Sahara went to shake her head but the memory was suddenly there, as if it had simply been waiting for her to notice.
Chapter 33
SAHARA’S LAUGH WAS sunlight in his veins. “I asked you to kiss me. And you said no!” Tipping up her head, she pretended to scowl at him. “I finally had to make the first move.”
“In my defense, I was twenty-one to your fifteen. It would’ve been inappropriate.” Stroking his hand around her throat, he angled her head so he could taste her lips. That she’d come to him after what he’d told her at the aerie, it was a miracle. The fact that her mind continued to withhold the bloody truth from her was another.
“It took me a year to build up the courage,” she murmured against his mouth, lips curved and fingers laced behind his neck.
“Your determination,” he said, pushing up the softness of her pullover to place his hands on the silken warmth of her abdomen, “has never been anything less than steely.” She’d caught him as he bent over her wrist to affix the dancer charm to her bracelet. He’d been so startled at the shockingly intimate contact, he hadn’t broken away, and the taste of Sahara had entered his bloodstream, a brand he’d wear for the rest of his life.

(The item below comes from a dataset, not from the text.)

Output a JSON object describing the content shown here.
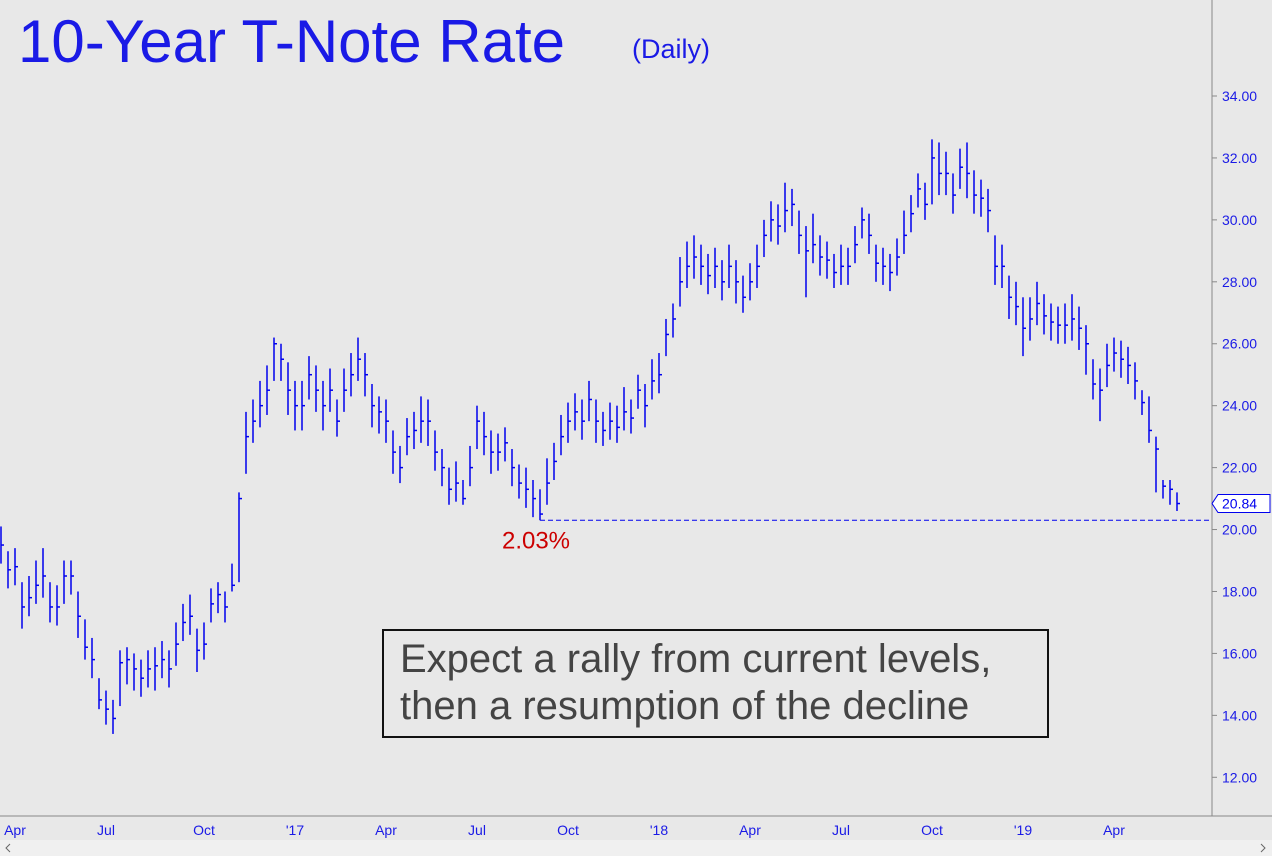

Color had painted her cheeks in the aftermath. “Sixteen and twenty-two isn’t a significant gap.” It had been a mutinous statement. “Five more years and I’ll be twenty-one, and a legal adult with full rights. We can file a conception and fertilization contract, and once we have a child, we can agree to joint parenting and live—”
“Yes,” he’d said, interrupting the rush of words because she had no need to convince him to accept a trust of which he would never be deserving, but that he intended to take and protect to his last breath.
A dawning smile. “We’ll have a home,” she’d whispered, “where I can kiss you as often as I like.”
But that had been their first, their only kiss. Two days later, Sahara had screamed until her voice broke, her blood slick on her brutalized skin.
“I’m sorry,” he said, the memory one he’d carry to his grave, “that I’m not the man you remember.
Too many things happened while you were gone.” If she’d been with him through that time, the bright light in the nightmare, he might have battled to retain some sliver of his “humanity.” But they had stolen her from him, stolen the only being in the universe about whom he cared, and in so doing, they’d changed the course of the world.
Sahara’s fingers tightened on his arm. “You’re mine.” Simple, quiet words that were a punch to the chest. “I will fight for you, today, tomorrow, and all the tomorrows to come.”
In the intensity of the silence that followed as they simply held on to one another, as if to mitigate a separation that had scarred them both, he saw her eyes close, her breathing even. She’d fallen asleep in his arms. The first time she’d done that, she’d been eleven years old, their relationship a friendship that had become integral to his sanity.
Tired from her dance lessons, she’d leaned against him as they sat in front of the stump, and the next thing he knew, she was fast asleep. No one had ever shown him such trust. He hadn’t dared move for the entire time he was able to spend with her, waking her with the gentlest of telepathic hails when it was time for him to go.
He could still remember the smudgy blue of her eyes when she’d wakened, the way she’d accepted his presence without surprise or fear. As if that was his place. With her. Rubbing at her eyes, she’d said, “Will you come tomorrow?”
“Yes.”
He’d always said yes to her, to the girl who had given him a sense of belonging, a sense of home.